If We Could Just Talk...

Jan 8, 2014


We South Dakotans can create good laws, if we just talk to each other. 

After discovering a neighbor's dog locked in a shed and starved to death, Shari Kosel of Lead got some fellow South Dakotans together and worked to toughen South Dakota's animal cruelty laws. Last winter, she and her group South Dakotans Fighting Animal Cruelty Together (SD FACT) got legislators to consider Senate Bill 171, a measure to make willful cruelty toward dogs, cats, and horses a Class 6 felony.

As Senate Bill 171 gained publicity, Kosel got a phone call. A man asked her if she was going to put him in jail for baiting his fish hook with a worm.

Crazier charges flew on the Web and in the press. Kosel was a front for the Humane Society of the United States, the bête noire of ag industry groups. Out-of-staters would use SB 171 to hamstring South Dakota agriculture.

Nutty talk prevailed, and a Senate committee killed SB 171.

But then a funny thing happened. Instead of talking about Kosel and SD FACT, some folks decided to talk with them. In August, state veterinarian Dustin Oedekoven invited Kosel and fellow campaigner Sara Parker of Sioux Falls to a face-to-face meeting with representatives of the Farm Bureau, Ag United, the Cattlemen's Association, the Stockgrowers Association, the Pork Producers... a big, scary array of the ag industry voices who had been saying those nutty things about Kosel's proposal last winter.

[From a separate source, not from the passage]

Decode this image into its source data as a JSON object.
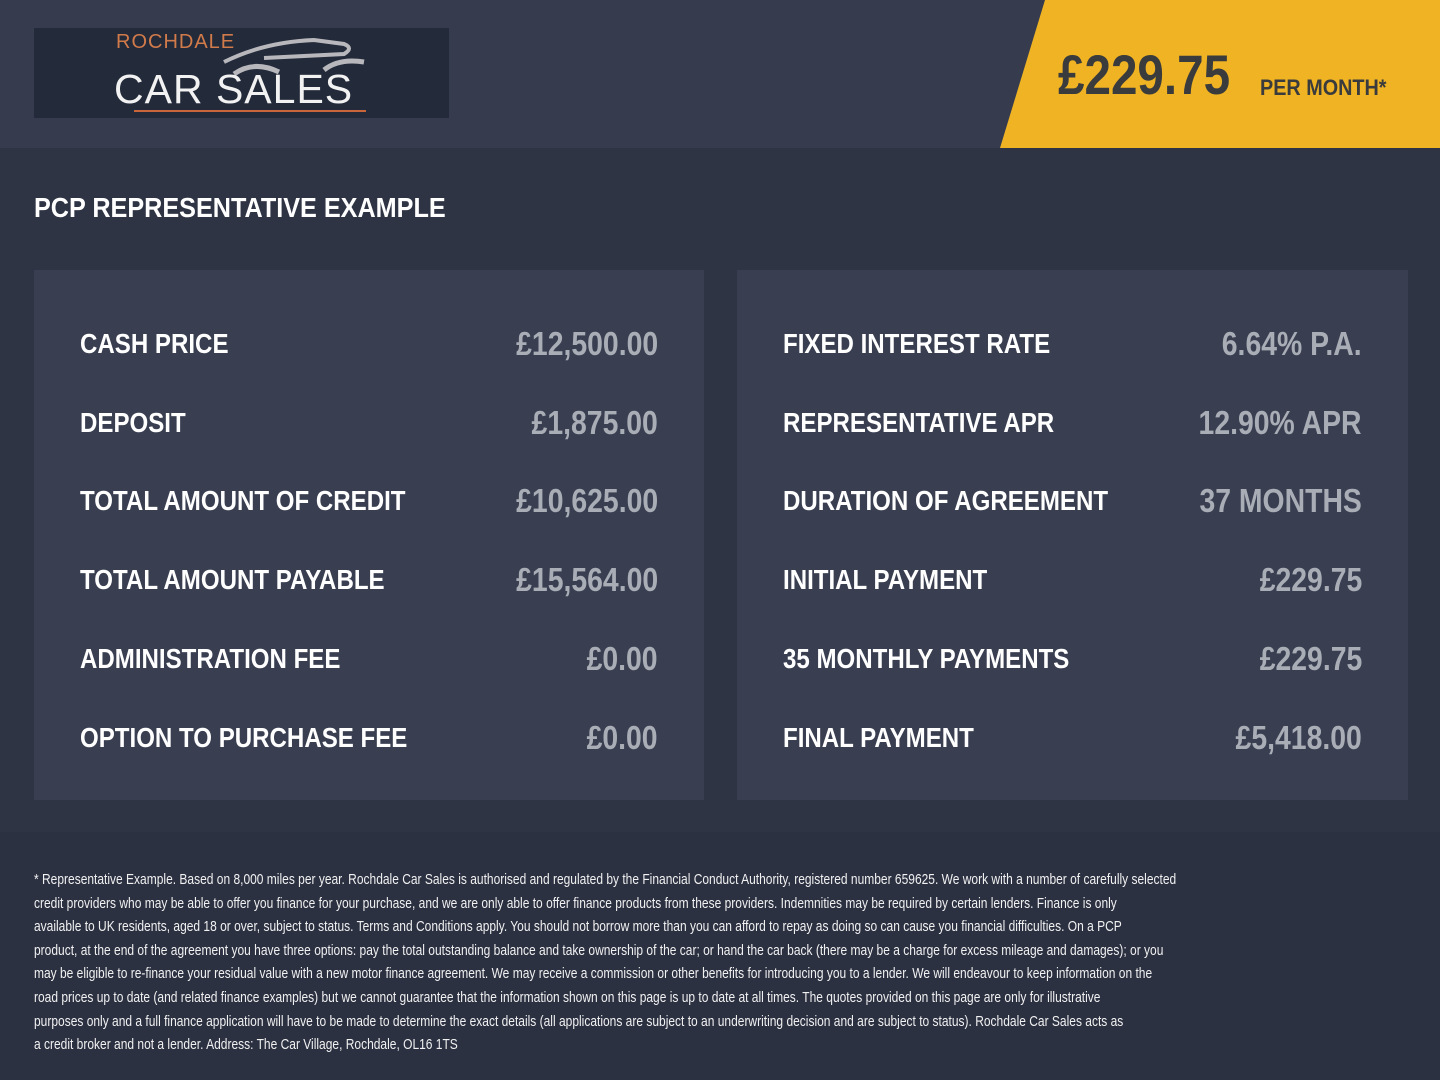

Kosel faced her political opponents and said she and her group are "not going to tell a farmer how to do his job." She said she just wants to protect animals from acts that any South Dakotan could agree are vicious, horrible crimes deserving serious punishment. And she said she and SD FACT really are South Dakotans, just like everyone else in that room.

The state vet listened. The ag lobby listened. And this week, Dr. Oedekoven announced that the folks at that August meeting have worked together to produce an animal cruelty bill that is just as tough as last year's SB 171 and possibly broader. An initial draft makes animal cruelty a Class 6 felony, expands the ban on dog fighting to prohibit training any animals to fight, and, just like Kosel's SB 171, protects agriculture, fishing, and other normal activities from prosecution under this proposed statute.

South Dakota is the only state that does not make animal cruelty a felony. North Dakota left us behind last year, upping its animal cruelty penalties while South Dakota's Legislature wallowed in wild innuendo and outright lies about the supporters of such penalties here.

If we end our embarrassing last-in-the-nation status on animal cruelty laws this session, it will be because Big Ag lobbyists Michael Held and Lorin Pankratz and other South Dakotans were able to step out from behind their propaganda, recognize Shari Kosel and her colleagues as fellow South Dakotans, and recognize their common interest in doing right by our four-legged friends.


Editor's Note: Cory Heidelberger is our political columnist from the left. For a right-wing perspective on politics, please look for columns by Dr. Ken Blanchard on this site.

Cory Allen Heidelberger writes the Madville Times political blog. He grew up on the shores of Lake Herman. He studied math and history at SDSU and information systems at DSU, and has taught math, English, speech, and French at high schools East and West River.


Comments

08:29 am - Wed, January 8 2014
Lynn said:
We went through this many years ago and this is not the first time pet owners in South Dakota have sat down with Farm Burearu, AgUnited, Steve Dick, Cattlemen's, Pork Producers or Loren Pankratz, and several reps from the South Dakota dog breeders. We did that in 2009, 2010 and 2011. We did it with no funds, and little support from rescues or other animal welfare organizations. We sat down, we traveled. We faced direct threats to our families, careers and more. It made many of us tired and one of the most vocal and passionate people I know had to step back. I'm glad to see that the big money in this state (the paid lobbyists) are tired now to. Ours is a good tired. We worked hard. We earned the change.

06:28 am - Mon, January 13 2014
That's interesting, Lynn. The ag lobby and legislators blasted last year's proposal because, they said, animal welfare activists hadn't involved the agribusiness lobby in drafting the bill. The Pork Producers say they're cool with this year's bill because they got to have a hand in crafting it. But you say they've had chances to be involved before. Why do you think the Pork Producers and others have finally changed their tune?